Le francesi viaggiano en famille; le italiane rigorosamente col fidanzato. Abbigliate a qualunque ora come fossero a mezzanotte in Viale Ceccarini, e il tacco dodici e la cavigliera e il trucco e la mini.
D'ordinanza, sempre vagamente incazzate: partono in coppia, che da noi fa ancora status, ma poi non si divertono.
Ho sentito uno che diceva mogio: eh, ma sei sempre arrabbiata con me.
Accomodati tesoro, ce n'é dei plotoni.

Le inglesine sono con le amiche, e loro sì che si divertono: bevono come marinai e si innamorano dei baristi greci.

Le greche, invece, sono bionde tinte.

E sì, è magnifico.

Sembra la Capri della Grecia, ha commentato l'UCP con una sua certa qual aria di scandalo.

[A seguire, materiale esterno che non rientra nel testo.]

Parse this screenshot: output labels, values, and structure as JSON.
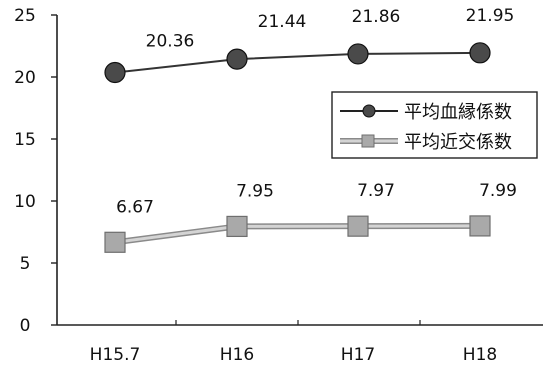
{
  "chart_data": {
    "type": "line",
    "categories": [
      "H15.7",
      "H16",
      "H17",
      "H18"
    ],
    "series": [
      {
        "name": "平均血縁係数",
        "values": [
          20.36,
          21.44,
          21.86,
          21.95
        ],
        "color": "#333333",
        "marker": "circle",
        "data_labels": [
          "20.36",
          "21.44",
          "21.86",
          "21.95"
        ]
      },
      {
        "name": "平均近交係数",
        "values": [
          6.67,
          7.95,
          7.97,
          7.99
        ],
        "color": "#9a9a9a",
        "marker": "square",
        "data_labels": [
          "6.67",
          "7.95",
          "7.97",
          "7.99"
        ]
      }
    ],
    "ylim": [
      0,
      25
    ],
    "yticks": [
      "0",
      "5",
      "10",
      "15",
      "20",
      "25"
    ],
    "title": "",
    "xlabel": "",
    "ylabel": "",
    "grid": false,
    "legend_position": "right"
  }
}
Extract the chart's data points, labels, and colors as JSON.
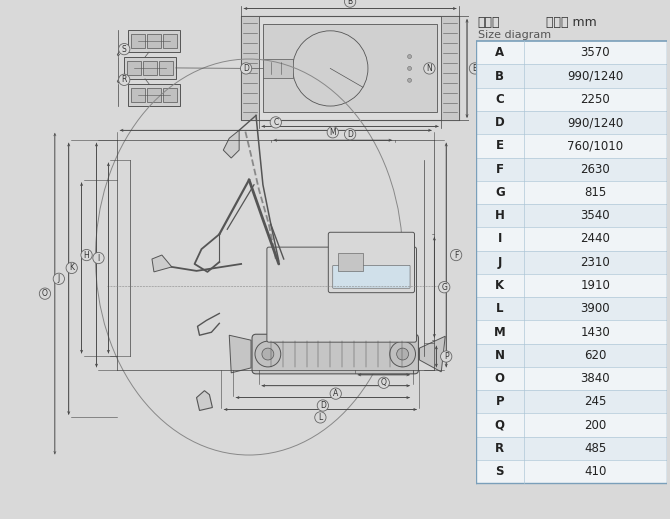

E' convinto di essere un uomo di gusti semplici e rudi, del genere basta uno scoglio; poi passa a elencare con elegante distacco che nella casa dell'estate ci dev'essere l'aria condizionata (soffre il caldo), e la rete e lo spazio adeguato (deve scrivere, lui).
Quando vola si lamenta degli aeroporti, quando atterra dei ritardi e del caldo africano, in generale nella vita del fatto di non essere sul Falzarego o tra i pratoni dell'Armentarola.

Dopo tre giorni, scorrazza seminudo e sciamannato per l'isola sul precario scooter greco.

Il resto è mare, retsina, greek salad - e capra che balla il sirtaki di Zorba.

Questa casa da cui vi scrivo ha la grazia di uno dei panorami più belli del mondo.
All'alba e al tramonto tutta l'isola diventa rosa.
Le voci, la musica tra le case bianche giungono come sussurri solamente verso l'ora di cena.
La sera, le luci sulla scogliera si accendono come benedizioni.